Ce rassemblement est leur troisième depuis le début de la contestation le 22 février qui se traduit par des rassemblements géants à travers le pays mais aussi de multiples manifestations catégorielles.

"Nous ne voulons plus être un service pour le gouvernement. Nos équipes sont sur les manifestations, mais c'est ici (au siège de la TV nationale ndlr) qu'opèrent les ciseaux de la censure", a dénoncé le journaliste Abdelmajid Benkaci.

"Il y a une petite ouverture au niveau des émissions de débat", a reconnu la journaliste Melina Yacef, tout en réclamant "un véritable" changement, en particulier pour les journaux télévisés, accusés de faire la part belle au point de vue officiel.

"Nous voulons une télévision publique ouverte à tous les partis, toutes les obédiences, tous les Algériens", a-t-elle ajouté.

Les journalistes ont observé une minute de silence la main symboliquement posée sur la bouche pour dénoncer les entraves à leur métier.

Les journalistes des médias publics ont commencé à faire entendre leur voix depuis le début de la contestation contre M. Bouteflika. De tels rassemblements étaient quasi-inexistants auparavant.

Début mars, une présentatrice du journal de la télévision publique, Nadia Madassi, a démissionné après avoir lu à l'antenne une lettre de M. Bouteflika annonçant le dépôt de sa candidature à la présidentielle du 18 avril, depuis reportée, et avoir été apparemment empêchée d'annoncer celle d'un autre candidat.

Des journalistes de l'audiovisuel public dénoncent depuis des semaines les pressions de leur hiérarchie au sujet de la contestation, d'une ampleur inédite, contre M. Bouteflika, en place depuis 20 ans, son gouvernement et le "système" politique en général.

Radio et télévision publiques ont d'abord totalement passé sous silence les manifestations, avant d'en faire état en atténuant les mots d'ordre.

Après les avocats samedi, les architectes, les vétérinaires, les employés communaux et les magistrats de la Cour des comptes ont manifesté à Alger.

Une vingtaine de magistrats ont défilé lundi devant le siège de cette institution, selon des images du rassemblement transmises par la télévision privée El Bilad.

"Le peuple est la source de tous les pouvoirs. Nous joignons notre voix à celle du peuple", pouvait-on lire sur une pancarte.

Le peuple est "avide de liberté et de transparence dans la gestion de la vie publique", a déclaré à El Bilad un magistrat, Abdelkader Bedjaoui.
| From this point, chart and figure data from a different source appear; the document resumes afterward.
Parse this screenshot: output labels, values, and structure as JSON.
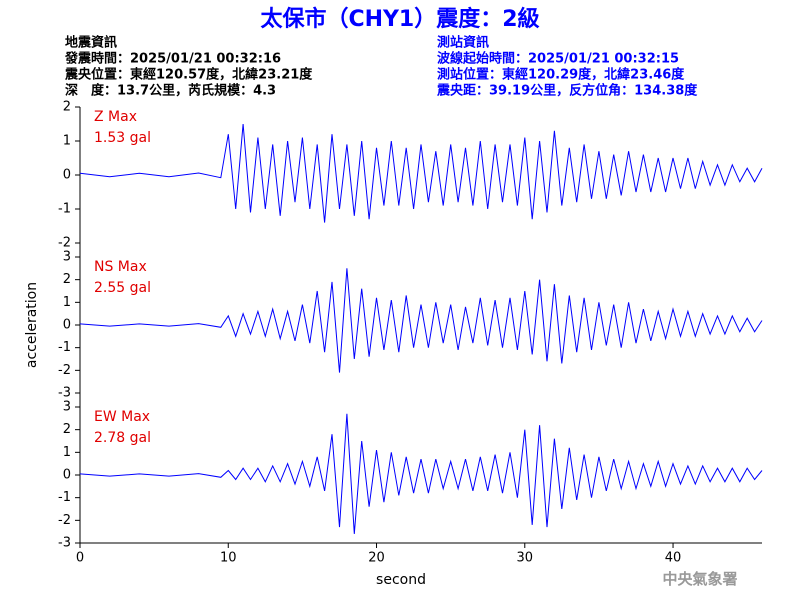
{
  "header": {
    "title": "太保市（CHY1）震度：2級",
    "left_info": [
      "地震資訊",
      "發震時間：2025/01/21 00:32:16",
      "震央位置：東經120.57度，北緯23.21度",
      "深　度：13.7公里，芮氏規模：4.3"
    ],
    "right_info": [
      "測站資訊",
      "波線起始時間：2025/01/21 00:32:15",
      "測站位置：東經120.29度，北緯23.46度",
      "震央距：39.19公里，反方位角：134.38度"
    ]
  },
  "watermark": "中央氣象署",
  "chart_data": [
    {
      "type": "line",
      "label": "Z Max",
      "max_label": "1.53 gal",
      "color": "#0000ff",
      "xlim": [
        0,
        46
      ],
      "ylim": [
        -2,
        2
      ],
      "yticks": [
        -2,
        -1,
        0,
        1,
        2
      ],
      "x": [
        0,
        2,
        4,
        6,
        8,
        9.5,
        10,
        10.5,
        11,
        11.5,
        12,
        12.5,
        13,
        13.5,
        14,
        14.5,
        15,
        15.5,
        16,
        16.5,
        17,
        17.5,
        18,
        18.5,
        19,
        19.5,
        20,
        20.5,
        21,
        21.5,
        22,
        22.5,
        23,
        23.5,
        24,
        24.5,
        25,
        25.5,
        26,
        26.5,
        27,
        27.5,
        28,
        28.5,
        29,
        29.5,
        30,
        30.5,
        31,
        31.5,
        32,
        32.5,
        33,
        33.5,
        34,
        34.5,
        35,
        35.5,
        36,
        36.5,
        37,
        37.5,
        38,
        38.5,
        39,
        39.5,
        40,
        40.5,
        41,
        41.5,
        42,
        42.5,
        43,
        43.5,
        44,
        44.5,
        45,
        45.5,
        46
      ],
      "values": [
        0.05,
        -0.05,
        0.05,
        -0.05,
        0.06,
        -0.08,
        1.2,
        -1.0,
        1.5,
        -1.1,
        1.1,
        -1.0,
        0.9,
        -1.2,
        1.0,
        -0.8,
        1.1,
        -1.0,
        0.9,
        -1.4,
        1.2,
        -1.0,
        0.9,
        -1.2,
        1.0,
        -1.3,
        0.8,
        -0.9,
        1.0,
        -0.9,
        0.8,
        -1.0,
        0.9,
        -0.8,
        0.7,
        -0.9,
        0.9,
        -0.8,
        0.8,
        -0.9,
        1.0,
        -1.0,
        0.9,
        -0.8,
        0.9,
        -0.9,
        1.1,
        -1.3,
        1.0,
        -1.1,
        1.3,
        -0.9,
        0.8,
        -0.8,
        0.9,
        -0.7,
        0.7,
        -0.7,
        0.6,
        -0.6,
        0.7,
        -0.5,
        0.6,
        -0.5,
        0.5,
        -0.5,
        0.5,
        -0.4,
        0.5,
        -0.4,
        0.4,
        -0.3,
        0.3,
        -0.3,
        0.3,
        -0.2,
        0.2,
        -0.2,
        0.2
      ]
    },
    {
      "type": "line",
      "label": "NS Max",
      "max_label": "2.55 gal",
      "color": "#0000ff",
      "ylabel": "acceleration",
      "xlim": [
        0,
        46
      ],
      "ylim": [
        -3,
        3
      ],
      "yticks": [
        -3,
        -2,
        -1,
        0,
        1,
        2,
        3
      ],
      "x": [
        0,
        2,
        4,
        6,
        8,
        9.5,
        10,
        10.5,
        11,
        11.5,
        12,
        12.5,
        13,
        13.5,
        14,
        14.5,
        15,
        15.5,
        16,
        16.5,
        17,
        17.5,
        18,
        18.5,
        19,
        19.5,
        20,
        20.5,
        21,
        21.5,
        22,
        22.5,
        23,
        23.5,
        24,
        24.5,
        25,
        25.5,
        26,
        26.5,
        27,
        27.5,
        28,
        28.5,
        29,
        29.5,
        30,
        30.5,
        31,
        31.5,
        32,
        32.5,
        33,
        33.5,
        34,
        34.5,
        35,
        35.5,
        36,
        36.5,
        37,
        37.5,
        38,
        38.5,
        39,
        39.5,
        40,
        40.5,
        41,
        41.5,
        42,
        42.5,
        43,
        43.5,
        44,
        44.5,
        45,
        45.5,
        46
      ],
      "values": [
        0.05,
        -0.05,
        0.05,
        -0.05,
        0.06,
        -0.1,
        0.4,
        -0.5,
        0.5,
        -0.4,
        0.6,
        -0.5,
        0.7,
        -0.6,
        0.6,
        -0.7,
        0.9,
        -0.8,
        1.5,
        -1.2,
        1.9,
        -2.1,
        2.5,
        -1.5,
        1.6,
        -1.4,
        1.2,
        -1.1,
        1.1,
        -1.2,
        1.3,
        -1.0,
        0.9,
        -1.0,
        1.0,
        -0.8,
        0.9,
        -1.1,
        0.8,
        -0.8,
        1.2,
        -0.9,
        1.1,
        -1.0,
        1.2,
        -1.1,
        1.5,
        -1.3,
        2.0,
        -1.6,
        1.8,
        -1.7,
        1.3,
        -1.2,
        1.2,
        -1.1,
        1.0,
        -0.9,
        0.9,
        -1.0,
        1.0,
        -0.8,
        0.7,
        -0.7,
        0.6,
        -0.6,
        0.7,
        -0.5,
        0.6,
        -0.5,
        0.5,
        -0.4,
        0.4,
        -0.4,
        0.4,
        -0.3,
        0.3,
        -0.3,
        0.2
      ]
    },
    {
      "type": "line",
      "label": "EW Max",
      "max_label": "2.78 gal",
      "color": "#0000ff",
      "xlabel": "second",
      "xlim": [
        0,
        46
      ],
      "ylim": [
        -3,
        3
      ],
      "yticks": [
        -3,
        -2,
        -1,
        0,
        1,
        2,
        3
      ],
      "xticks": [
        0,
        10,
        20,
        30,
        40
      ],
      "x": [
        0,
        2,
        4,
        6,
        8,
        9.5,
        10,
        10.5,
        11,
        11.5,
        12,
        12.5,
        13,
        13.5,
        14,
        14.5,
        15,
        15.5,
        16,
        16.5,
        17,
        17.5,
        18,
        18.5,
        19,
        19.5,
        20,
        20.5,
        21,
        21.5,
        22,
        22.5,
        23,
        23.5,
        24,
        24.5,
        25,
        25.5,
        26,
        26.5,
        27,
        27.5,
        28,
        28.5,
        29,
        29.5,
        30,
        30.5,
        31,
        31.5,
        32,
        32.5,
        33,
        33.5,
        34,
        34.5,
        35,
        35.5,
        36,
        36.5,
        37,
        37.5,
        38,
        38.5,
        39,
        39.5,
        40,
        40.5,
        41,
        41.5,
        42,
        42.5,
        43,
        43.5,
        44,
        44.5,
        45,
        45.5,
        46
      ],
      "values": [
        0.05,
        -0.05,
        0.05,
        -0.05,
        0.06,
        -0.1,
        0.2,
        -0.2,
        0.3,
        -0.2,
        0.3,
        -0.3,
        0.4,
        -0.3,
        0.5,
        -0.4,
        0.6,
        -0.5,
        0.8,
        -0.7,
        1.8,
        -2.3,
        2.7,
        -2.6,
        1.5,
        -1.4,
        1.1,
        -1.2,
        1.0,
        -0.9,
        0.8,
        -0.8,
        0.7,
        -0.8,
        0.7,
        -0.6,
        0.6,
        -0.6,
        0.7,
        -0.7,
        0.8,
        -0.7,
        0.9,
        -0.8,
        1.0,
        -1.0,
        2.0,
        -2.2,
        2.2,
        -2.3,
        1.6,
        -1.5,
        1.2,
        -1.1,
        0.9,
        -1.0,
        0.8,
        -0.7,
        0.7,
        -0.6,
        0.6,
        -0.6,
        0.5,
        -0.5,
        0.6,
        -0.5,
        0.5,
        -0.4,
        0.4,
        -0.4,
        0.4,
        -0.3,
        0.3,
        -0.3,
        0.3,
        -0.3,
        0.3,
        -0.2,
        0.2
      ]
    }
  ]
}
Autour de lui, ses collègues vêtus de robes noires et vertes, portaient pour la plupart un drapeau algérien.

M. Bedjaoui a dénoncé une marginalisation "sans précédent depuis 1995" de cette institution chargée du contrôle "des finances de l'Etat, des collectivités territoriales et des services publics". La Cour a toujours milité pour son indépendance, réclamant plus de moyens "notamment pour lutter contre la corruption", selon lui.

Les mandats de M. Bouteflika ont été marqués par des scandales de corruption, touchant parfois ses proches. Selon l'indice de perception de la corruption 2018 de l'ONG Transparency international, l'Algérie est classée 105e sur 180 pays.

De nouveaux rassemblements étudiants sont attendus mardi.